Uma em cada cinco crianças e adolescentes de 12 a 17 anos diz ter sido vítima de exploração ou abuso sexual com uso de tecnologia no Brasil. O índice de 19% corresponde a cerca de 3 milhões de meninas e meninos atingidos no período em 12 meses. São casos que envolvem uso de ferramentas digitais para produzir e divulgar conteúdo de natureza sexual, aliciar vítimas e ameaçá-las.
Os dados são do relatório Disrupting Harm in Brazil: Enfrentando a violência sexual contra crianças facilitada pela tecnologia, lançado na quarta-feira (4) pela UNICEF, oFundo das Nações Unidas para a Infância. Os pesquisadores ouviram 1.029 crianças e adolescentes de 12 a 17 anos e pais ou responsáveis, em entrevistas domiciliares realizadas entre novembro de 2024 e março de 2025. As perguntas consideraram experiências vividas nos 12 meses anteriores à participação no estudo.

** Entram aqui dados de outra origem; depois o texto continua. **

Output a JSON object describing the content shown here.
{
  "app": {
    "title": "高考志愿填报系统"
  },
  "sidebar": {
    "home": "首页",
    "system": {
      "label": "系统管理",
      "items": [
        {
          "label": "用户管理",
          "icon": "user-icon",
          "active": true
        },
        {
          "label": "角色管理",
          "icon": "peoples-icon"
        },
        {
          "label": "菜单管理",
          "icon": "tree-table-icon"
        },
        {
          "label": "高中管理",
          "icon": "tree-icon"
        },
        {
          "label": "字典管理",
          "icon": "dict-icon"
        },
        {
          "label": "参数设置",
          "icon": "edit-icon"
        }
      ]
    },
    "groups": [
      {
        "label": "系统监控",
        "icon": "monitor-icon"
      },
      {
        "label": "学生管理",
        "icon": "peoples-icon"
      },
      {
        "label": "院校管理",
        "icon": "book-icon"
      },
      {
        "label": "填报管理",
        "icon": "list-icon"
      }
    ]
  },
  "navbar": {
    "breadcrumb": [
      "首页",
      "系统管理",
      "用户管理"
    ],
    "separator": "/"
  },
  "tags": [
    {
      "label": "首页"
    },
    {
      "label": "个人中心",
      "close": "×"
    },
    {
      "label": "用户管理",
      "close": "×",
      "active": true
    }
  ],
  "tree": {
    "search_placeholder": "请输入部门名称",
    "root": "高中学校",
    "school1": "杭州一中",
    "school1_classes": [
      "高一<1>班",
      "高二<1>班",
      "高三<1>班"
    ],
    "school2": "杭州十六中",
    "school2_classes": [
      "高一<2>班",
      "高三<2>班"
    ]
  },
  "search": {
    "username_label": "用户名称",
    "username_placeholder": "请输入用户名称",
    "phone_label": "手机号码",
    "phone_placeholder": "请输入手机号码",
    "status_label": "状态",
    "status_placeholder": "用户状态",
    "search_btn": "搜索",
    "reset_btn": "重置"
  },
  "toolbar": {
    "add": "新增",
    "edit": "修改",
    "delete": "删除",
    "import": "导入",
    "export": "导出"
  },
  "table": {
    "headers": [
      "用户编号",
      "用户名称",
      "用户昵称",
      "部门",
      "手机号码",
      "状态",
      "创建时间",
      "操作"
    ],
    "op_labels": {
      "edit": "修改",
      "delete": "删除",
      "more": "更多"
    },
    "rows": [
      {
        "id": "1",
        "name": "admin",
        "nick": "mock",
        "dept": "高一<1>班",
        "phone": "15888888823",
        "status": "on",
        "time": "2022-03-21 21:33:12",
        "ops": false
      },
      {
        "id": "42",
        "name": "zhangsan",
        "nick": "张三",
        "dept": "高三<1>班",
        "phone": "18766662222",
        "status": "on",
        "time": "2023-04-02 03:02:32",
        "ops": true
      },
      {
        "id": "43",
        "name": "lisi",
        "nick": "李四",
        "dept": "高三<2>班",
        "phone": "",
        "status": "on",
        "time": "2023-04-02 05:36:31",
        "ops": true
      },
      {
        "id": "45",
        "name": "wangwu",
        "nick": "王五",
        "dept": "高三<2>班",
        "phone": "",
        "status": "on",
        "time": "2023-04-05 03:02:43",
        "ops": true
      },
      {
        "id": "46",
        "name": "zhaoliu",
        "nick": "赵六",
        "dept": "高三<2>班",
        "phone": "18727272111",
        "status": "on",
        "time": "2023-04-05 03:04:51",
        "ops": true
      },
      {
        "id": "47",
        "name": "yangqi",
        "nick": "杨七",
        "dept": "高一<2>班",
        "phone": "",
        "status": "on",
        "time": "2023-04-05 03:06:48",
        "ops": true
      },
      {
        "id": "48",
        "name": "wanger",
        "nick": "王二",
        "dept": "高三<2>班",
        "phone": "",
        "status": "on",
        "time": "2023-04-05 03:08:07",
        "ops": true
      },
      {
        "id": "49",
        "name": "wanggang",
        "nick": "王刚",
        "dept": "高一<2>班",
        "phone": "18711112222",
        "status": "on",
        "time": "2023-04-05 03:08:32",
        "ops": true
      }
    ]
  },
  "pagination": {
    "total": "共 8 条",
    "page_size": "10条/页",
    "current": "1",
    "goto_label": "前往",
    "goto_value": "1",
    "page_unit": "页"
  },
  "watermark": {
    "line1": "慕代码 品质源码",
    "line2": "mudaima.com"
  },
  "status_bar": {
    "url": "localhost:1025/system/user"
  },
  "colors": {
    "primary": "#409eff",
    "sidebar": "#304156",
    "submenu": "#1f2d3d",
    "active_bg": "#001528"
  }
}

“Ele também já tinha enviado diversas fotos. ‘Minha p*, minha gostosa. Quero ficar contigo’, me mandou um monte de mensagem”, relatou uma jovem de 16 anos. Entre as situações relatadas, 14% dos entrevistados disseram ter sido expostos a conteúdo sexual não solicitado. Em 49% dos casos, o agressor era alguém conhecido. E 34% afirmaram que não contaram a ninguém o que haviam vivido. Uma jovem entrevistada relatou que tinha 12 anos quando recebeu conteúdo sexual pelo Facebook.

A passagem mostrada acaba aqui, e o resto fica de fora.